Their goals for the project included; motivating discussion between executives and key stakeholders about emerging technologies, discovery in the iPad development process with an introduction to the iOS Enterprise Developer Program, and preliminary exploration of new report designs that present and explain assessment results with exceptional information design and intuitive user interactions.

The short answer: yes, this can be done. We delivered proof, the concept is valid.

Take a look at these reports.

Measured Progress produces a spectacular inventory of reports for a diverse group of customers. When they shared a glimpse of the candidate reports for our project, we knew it would be important to establish the story and sequence in our proof of concept as quickly as possible. We worked with our key stakeholders to narrow the field and identify a priority collection of reports which would serve as the focus for discovery.

We evaluated the prioritized report collection with consideration for expected usage, audience characteristics, privacy aspects, and availability of sample data. In conclusion, we identified the School Results report for the New England Common Assessment Program as an excellent candidate for proof of concept design and development. With confirmation from the client, this report became the starting point from which we would define the shape, size, and direction of project path.

This is where we’re going.

We summarized additional objectives and project boundaries as follows:

  • The goal of the Proof of Concept is to model an iPad reporting solution that provides an engaging user experience and demonstrates the potential for explaining assessment data and enabling a comprehensive understanding of test results through exceptional information design and intuitive application performance.
  • The iPad POC will display the same types of data which are currently delivered by Measured Progress via print and online reporting solutions.
  • POC information and report data will be entirely simulated. The data will be realistic but not real.
  • External context (login functionality and navigation to or from the report) will not be represented in the POC experience.

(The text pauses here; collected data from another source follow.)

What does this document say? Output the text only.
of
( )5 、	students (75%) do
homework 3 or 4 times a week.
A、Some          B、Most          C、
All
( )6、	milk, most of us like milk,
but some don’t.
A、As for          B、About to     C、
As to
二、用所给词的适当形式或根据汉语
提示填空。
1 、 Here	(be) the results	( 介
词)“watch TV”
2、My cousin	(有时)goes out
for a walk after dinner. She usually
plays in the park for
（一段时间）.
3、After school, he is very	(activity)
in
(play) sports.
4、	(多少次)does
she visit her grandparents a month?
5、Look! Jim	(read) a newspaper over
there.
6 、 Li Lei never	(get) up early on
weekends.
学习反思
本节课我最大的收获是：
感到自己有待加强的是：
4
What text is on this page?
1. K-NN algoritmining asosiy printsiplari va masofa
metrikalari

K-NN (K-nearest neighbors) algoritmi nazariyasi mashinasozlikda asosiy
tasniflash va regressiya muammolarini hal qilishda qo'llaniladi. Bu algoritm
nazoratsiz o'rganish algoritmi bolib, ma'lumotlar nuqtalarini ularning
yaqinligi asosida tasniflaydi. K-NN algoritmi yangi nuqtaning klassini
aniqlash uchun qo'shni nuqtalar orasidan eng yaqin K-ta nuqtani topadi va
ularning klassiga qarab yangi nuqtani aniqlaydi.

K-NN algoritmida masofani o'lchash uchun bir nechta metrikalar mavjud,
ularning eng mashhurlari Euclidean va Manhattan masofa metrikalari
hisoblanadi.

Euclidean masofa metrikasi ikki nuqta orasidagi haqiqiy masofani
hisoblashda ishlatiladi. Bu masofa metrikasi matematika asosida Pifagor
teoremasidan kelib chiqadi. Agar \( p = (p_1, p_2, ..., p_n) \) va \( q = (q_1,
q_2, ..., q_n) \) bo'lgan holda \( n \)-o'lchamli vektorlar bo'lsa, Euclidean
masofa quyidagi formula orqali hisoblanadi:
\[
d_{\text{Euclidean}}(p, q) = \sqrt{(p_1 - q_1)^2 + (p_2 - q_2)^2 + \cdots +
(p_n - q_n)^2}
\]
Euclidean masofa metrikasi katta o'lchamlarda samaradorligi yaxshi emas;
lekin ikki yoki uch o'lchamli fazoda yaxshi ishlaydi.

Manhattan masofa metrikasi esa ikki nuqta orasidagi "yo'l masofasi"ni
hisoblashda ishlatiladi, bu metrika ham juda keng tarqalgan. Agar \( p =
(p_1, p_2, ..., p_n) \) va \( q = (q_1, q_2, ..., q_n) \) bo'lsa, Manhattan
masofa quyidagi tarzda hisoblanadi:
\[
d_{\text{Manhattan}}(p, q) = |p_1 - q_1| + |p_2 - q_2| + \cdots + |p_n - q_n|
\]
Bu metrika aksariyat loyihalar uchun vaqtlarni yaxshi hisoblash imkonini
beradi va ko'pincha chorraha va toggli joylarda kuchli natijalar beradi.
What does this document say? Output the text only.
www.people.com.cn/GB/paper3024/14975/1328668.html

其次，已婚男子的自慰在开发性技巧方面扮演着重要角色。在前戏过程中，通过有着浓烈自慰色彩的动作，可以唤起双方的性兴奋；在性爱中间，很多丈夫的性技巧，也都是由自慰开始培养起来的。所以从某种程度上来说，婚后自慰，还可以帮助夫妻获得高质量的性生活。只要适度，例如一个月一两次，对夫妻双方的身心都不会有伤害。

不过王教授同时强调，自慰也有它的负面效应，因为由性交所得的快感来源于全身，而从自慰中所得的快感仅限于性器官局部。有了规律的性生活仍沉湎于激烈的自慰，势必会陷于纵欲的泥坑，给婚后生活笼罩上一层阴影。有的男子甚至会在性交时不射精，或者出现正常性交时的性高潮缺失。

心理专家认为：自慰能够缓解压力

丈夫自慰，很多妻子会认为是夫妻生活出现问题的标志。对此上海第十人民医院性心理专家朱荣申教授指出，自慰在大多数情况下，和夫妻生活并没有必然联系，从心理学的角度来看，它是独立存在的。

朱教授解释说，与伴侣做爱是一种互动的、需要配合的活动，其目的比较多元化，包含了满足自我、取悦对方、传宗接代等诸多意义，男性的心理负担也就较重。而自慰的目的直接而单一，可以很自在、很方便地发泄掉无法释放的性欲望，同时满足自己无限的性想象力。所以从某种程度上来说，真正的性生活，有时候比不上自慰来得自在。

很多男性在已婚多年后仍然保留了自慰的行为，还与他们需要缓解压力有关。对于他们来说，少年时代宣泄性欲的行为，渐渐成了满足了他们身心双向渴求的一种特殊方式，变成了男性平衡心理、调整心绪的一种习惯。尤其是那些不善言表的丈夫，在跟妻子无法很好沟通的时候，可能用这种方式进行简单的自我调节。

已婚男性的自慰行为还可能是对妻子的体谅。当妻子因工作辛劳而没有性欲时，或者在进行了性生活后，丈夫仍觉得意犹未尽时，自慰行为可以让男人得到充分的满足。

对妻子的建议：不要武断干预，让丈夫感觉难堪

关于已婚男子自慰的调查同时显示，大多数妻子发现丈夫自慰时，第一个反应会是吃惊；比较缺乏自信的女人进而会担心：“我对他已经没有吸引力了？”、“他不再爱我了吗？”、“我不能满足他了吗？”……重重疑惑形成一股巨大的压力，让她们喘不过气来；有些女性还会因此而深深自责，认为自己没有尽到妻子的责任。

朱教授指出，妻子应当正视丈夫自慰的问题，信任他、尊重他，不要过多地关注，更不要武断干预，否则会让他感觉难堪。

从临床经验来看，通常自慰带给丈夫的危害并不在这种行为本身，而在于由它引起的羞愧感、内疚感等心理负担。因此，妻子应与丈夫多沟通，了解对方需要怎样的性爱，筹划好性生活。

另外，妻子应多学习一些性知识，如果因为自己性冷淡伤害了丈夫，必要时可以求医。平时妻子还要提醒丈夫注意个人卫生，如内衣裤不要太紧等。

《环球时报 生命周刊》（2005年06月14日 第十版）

This is how we’ll get there.

In preparation for POC design, we identified a list of user goals to correspond with primary objectives and representative data in the target report.

From the list of goals, we described a series of specific tasks that the user would likely engage through interactive discovery in the simulated report environment.

Finally, we organized the tasks to define three unique paths—each path sharing a common point of origin. Taken together, these paths represent the end-to-end user experience for POC delivery.

We have a few ideas.

We initiated the design process with a collection of conceptual sketches. At this stage, our goal is to engage the client with discussion about high level concepts; demonstrating the potential for creative discovery with a fresh new approach to data visualization and report interaction. We used the sketch collection to elicit initial feedback and identify specific concepts for further elaboration in the ensuing wireframe design phase.

Framing the design discussion.

Based on client feedback and response to the conceptual sketches, we presented an initial series of design wireframes showing iPad interactions in context with the target report data. These comps were not intended to define final visual quality. Rather, they helped to clarify the sketch concepts, confirm initial client response, and initiate further discussion regarding visualization controls and an introduction to graphic style.

Take another look at these reports.

As the wireframe design process evolved, we validated user objectives and report data with our preliminary graphing and visualization strategies to ensure that the design plan would succeed. Working through the wireframing process, we translated target report data to a series of iPad interactions. Given the fact that our POC application would follow a series of linear paths, we knew it would be important to represent each step in the scripted plan.

The wireframes were revised with an emphasis on data visualization, contextual explanation, and user interaction. With design revisions completed and approval confirmed, the final wireframe collection was assembled for handoff to the application development team. We were ready to produce the final proof of concept.

We build the product.

In the transition to iOS development we worked iteratively, prioritizing complex interactions and fine tuning the user interface in preparation for the interactive build. We met with Measured Progress to provide a static demo of the reporting application on the iPad. We listened carefully as our client stepped through the demo and shared their impressions. They confirmed our final presentation and we discussed the potential for evolving the POC in a subsequent enhancement phase.

Our path to conclusion was clear, we would proceed with final development for phase 1. The application was deployed through the client’s enterprise license and evaluated in production before it was distributed to the larger audience of key stakeholders and executives.

With the first release successfully deployed, we returned to the enhancements discussion and started the discovery process for the second phase of the project, where the proof of concept would evolve with additional emphasis on item investigation and an integrated presentation of the Technical Report.